Minister of Defence Mosiuoa Lekota extended his "sincerest sympathies and condolences" to the family of the pilot who, according to a South African National Defence Force statement, "succumbed to injuries" after the accident about midday.
The pilot may not be named until his next of kin have been informed.
He was to have flown to the Langebaanweg air force base on the West Coast.
The aircraft, a Pilatus Astra PC-7 MK II, was being taken there for routine maintenance, the statement read.
A board of inquiry had been convened to investigate the cause of the accident.
An unofficial website on the SAAF said the crash was the seventh involving a PC-7 MKII Astra since 1995.
The website, which gives a list of all accidents involving air force planes, added yesterday's crash to its list just hours after the accident occurred.
According to a member of the online aviation discussion forum, avcom.co.za, "early reports indicate that the aircraft rolled after getting airborne".

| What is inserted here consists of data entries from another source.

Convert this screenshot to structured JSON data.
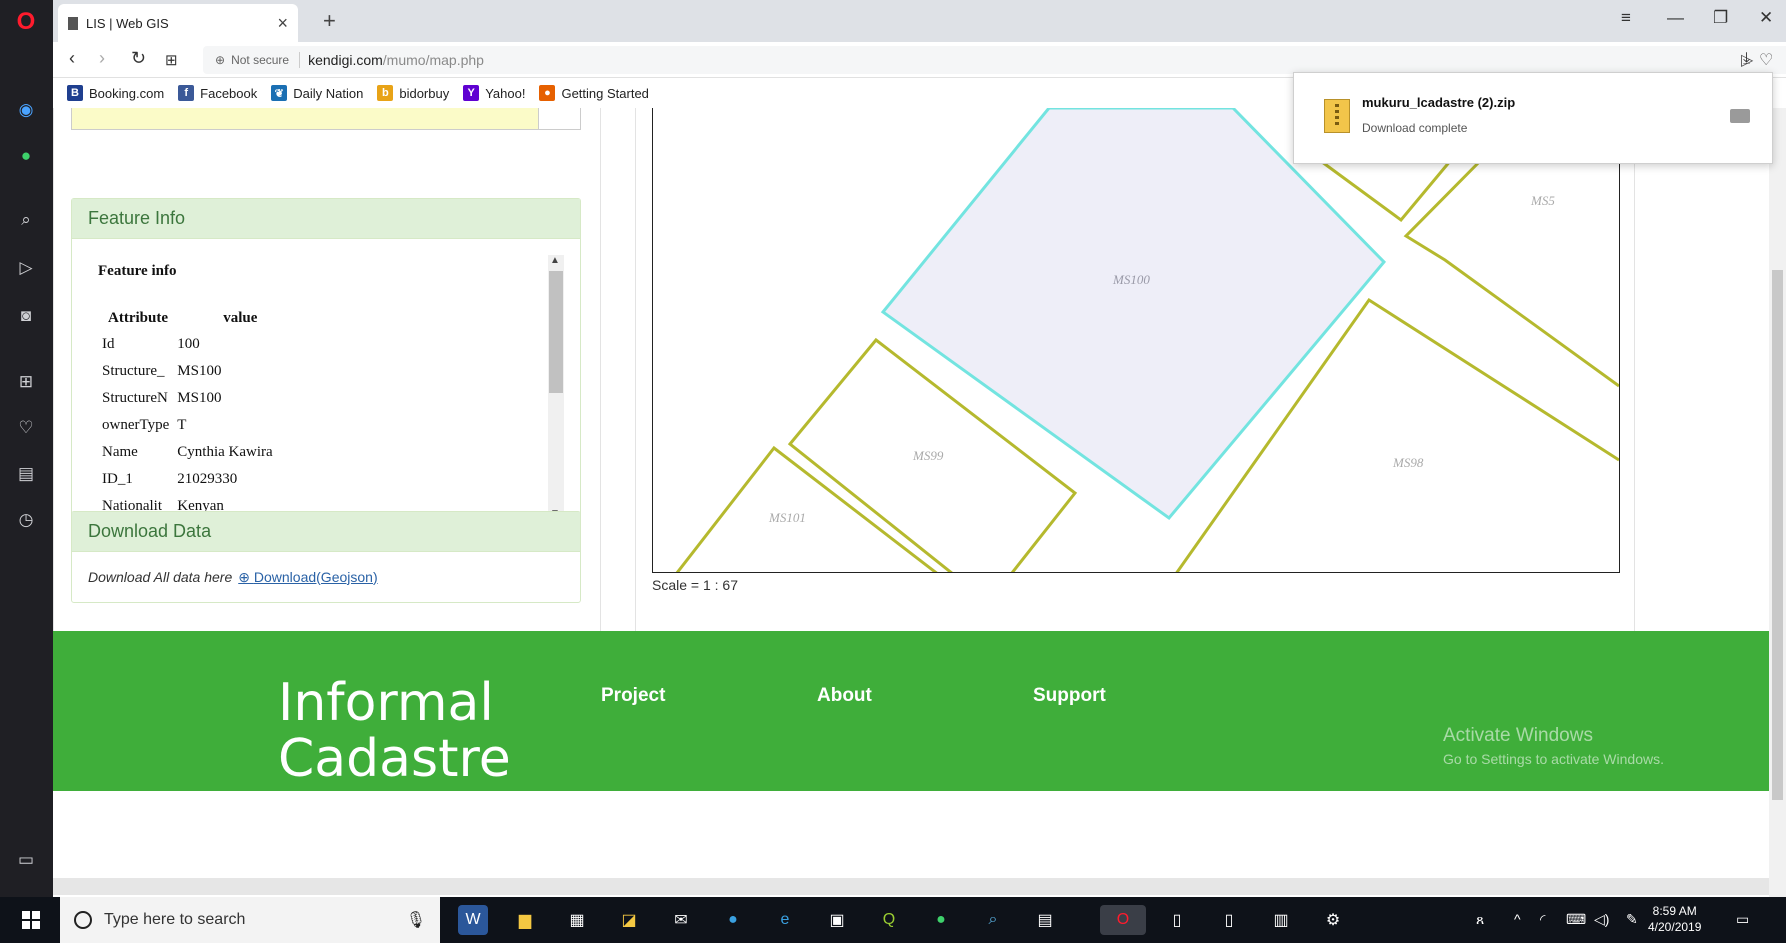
{
  "browser": {
    "tab_title": "LIS | Web GIS",
    "tab_close": "×",
    "new_tab": "+",
    "url_security": "Not secure",
    "url_host": "kendigi.com",
    "url_path": "/mumo/map.php",
    "bookmarks": [
      {
        "label": "Booking.com",
        "icon": "B",
        "color": "#1f3f8f"
      },
      {
        "label": "Facebook",
        "icon": "f",
        "color": "#3b5998"
      },
      {
        "label": "Daily Nation",
        "icon": "❦",
        "color": "#1b6fb3"
      },
      {
        "label": "bidorbuy",
        "icon": "b",
        "color": "#e8a317"
      },
      {
        "label": "Yahoo!",
        "icon": "Y",
        "color": "#5f01d1"
      },
      {
        "label": "Getting Started",
        "icon": "●",
        "color": "#e66000"
      }
    ]
  },
  "download_popup": {
    "filename": "mukuru_lcadastre (2).zip",
    "status": "Download complete"
  },
  "feature_info": {
    "header": "Feature Info",
    "title": "Feature info",
    "col_attribute": "Attribute",
    "col_value": "value",
    "rows": [
      {
        "attr": "Id",
        "value": "100"
      },
      {
        "attr": "Structure_",
        "value": "MS100"
      },
      {
        "attr": "StructureN",
        "value": "MS100"
      },
      {
        "attr": "ownerType",
        "value": "T"
      },
      {
        "attr": "Name",
        "value": "Cynthia Kawira"
      },
      {
        "attr": "ID_1",
        "value": "21029330"
      },
      {
        "attr": "Nationalit",
        "value": "Kenyan"
      }
    ]
  },
  "download_data": {
    "header": "Download Data",
    "text": "Download All data here",
    "link": "Download(Geojson)"
  },
  "map": {
    "parcel_labels": [
      "MS100",
      "MS99",
      "MS101",
      "MS98",
      "MS5"
    ],
    "selected_color": "#73e4e0",
    "parcel_color": "#b5b92e",
    "scale": "Scale = 1 : 67"
  },
  "footer": {
    "brand_line1": "Informal",
    "brand_line2": "Cadastre",
    "links": [
      "Project",
      "About",
      "Support"
    ],
    "watermark_line1": "Activate Windows",
    "watermark_line2": "Go to Settings to activate Windows."
  },
  "taskbar": {
    "search_placeholder": "Type here to search",
    "time": "8:59 AM",
    "date": "4/20/2019"
  }
}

Members of the forum said South Africa was experiencing "a dark time in aviation".
The accident is the fourth involving a light aircraft in less than a month.
A Stellenbosch man at the controls of a motorised glider died in a crash in the Langeberg mountains near Swellendam on Saturday.
Pretoria pilot Dirk Booysen disappeared in his Cessna on a flight from Wonderboom to George on December 26. Booysen's body was found by volunteers 12 days later in the Baviaanskloof mountains near Elandspoort in the Eastern Cape.
On New Year's Day, four people died when a light aircraft crashed in the Swartberg mountains near Oudtshoorn.